Aside from Shafer here revealing himself to be a domestic snob (Miele? Good God, man, that’s no way to curry populist outrage), this strikes on a growing consciousness among readers, editors, and media critics that the whole conceit of “balance” in reporting is silly and itself has a skewing effect. One fine Times letter-writer described equal-opportunity journalism as “pitting a saint against a horse thief and saying ‘only time will tell,’” which is the neatest metaphor we’ve heard in connection with this issue of tit-for-tat sourcing.) This all sounds like a red herring, as far as we’re concerned. Sure there are egregious examples, but it is hardly a trend, and we figure that when it does happen, it probably happens for all the right reasons.

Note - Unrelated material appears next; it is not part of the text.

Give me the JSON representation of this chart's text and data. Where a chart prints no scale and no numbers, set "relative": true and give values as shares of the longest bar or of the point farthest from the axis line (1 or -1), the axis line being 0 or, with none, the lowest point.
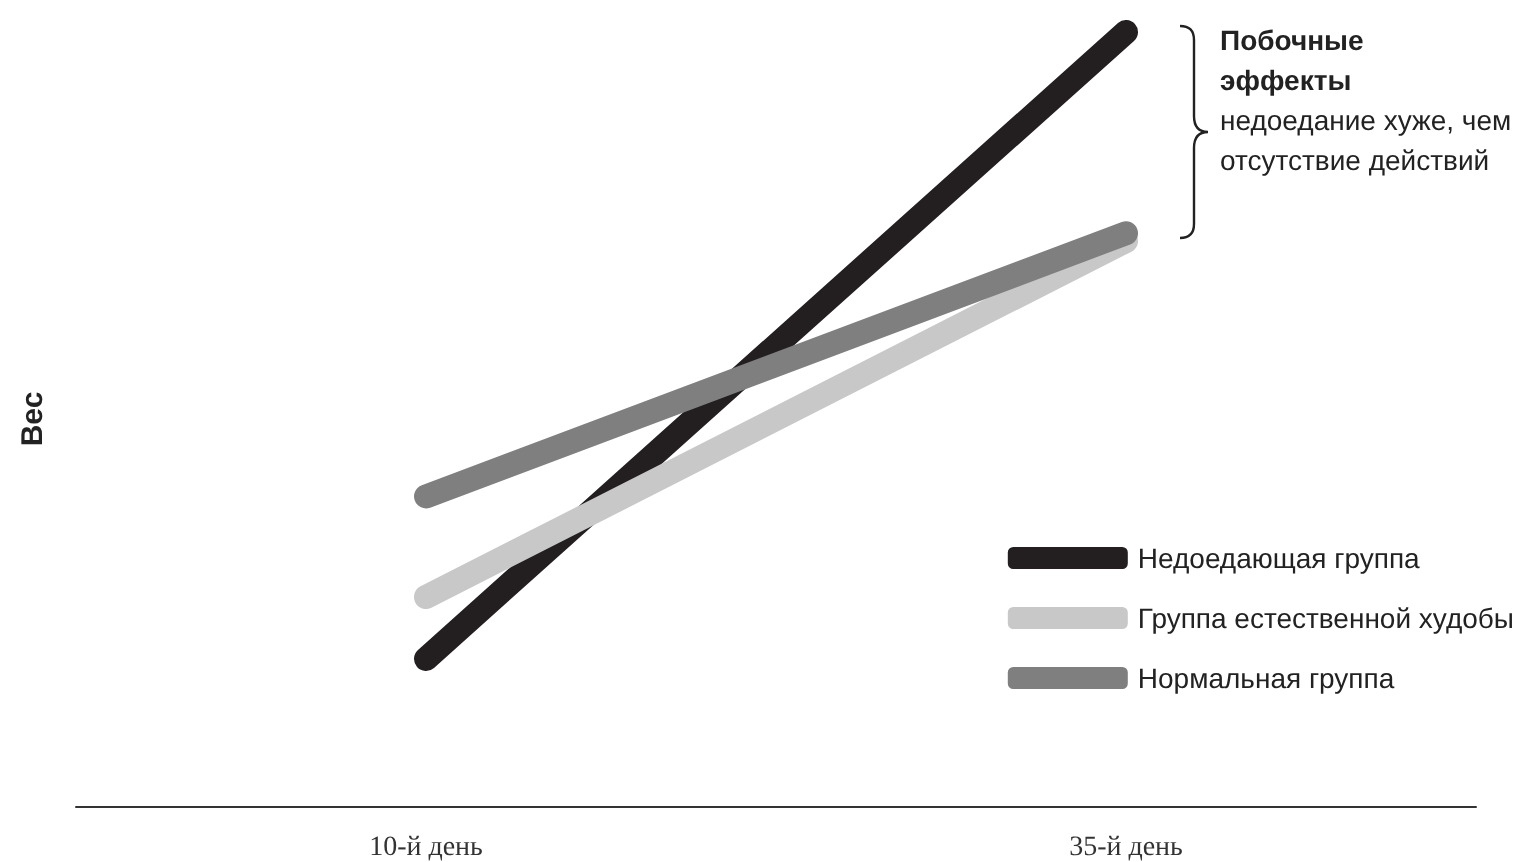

We think the CPB provides for a constant, annual checking mechanism each time funding comes up—resulting in the usual articles in publications like the Times and Slate. Ultimately, funding is nonpartisan—or at least bi-partisan. Yes, in contentionous times where there is a tyranny of the majority, there are good reasons to worry that “balance” is merely a federal bludgeon to bang PBS programming firmly to the right of center, but the government’s involvement is a guarantee of a certain amount of transparency that does not exist in the commercial media world.

It is no accident that the whole world outside US borders (and much of it within US borders) still considers the gold standard of news not ABC, NBC, or CBS—but the publicly funded BBC. What is the closest thing Americans have to the BBC, not in terms of funding, but in terms of quality, balance, authoritativeness, and substance—the American standard by which all others are measured, every time someone grinds out a study of journalism standards and practices? It is NPR and PBS.

We think Lehrer is a fine example of high-quality journalism and we feel confident that the News Hour can be entrusted to weigh balance against fairness. Part of the job of broadcasting the news is the wisdom to lay out the facts and analysis in a considered way which clearly points to the truth while ackowledging any lingering, legitimate doubts—not from the flat-earthers or the creationists but from thoughtful, serious dissenters with substantive evidence for a contrary interpretation of the facts.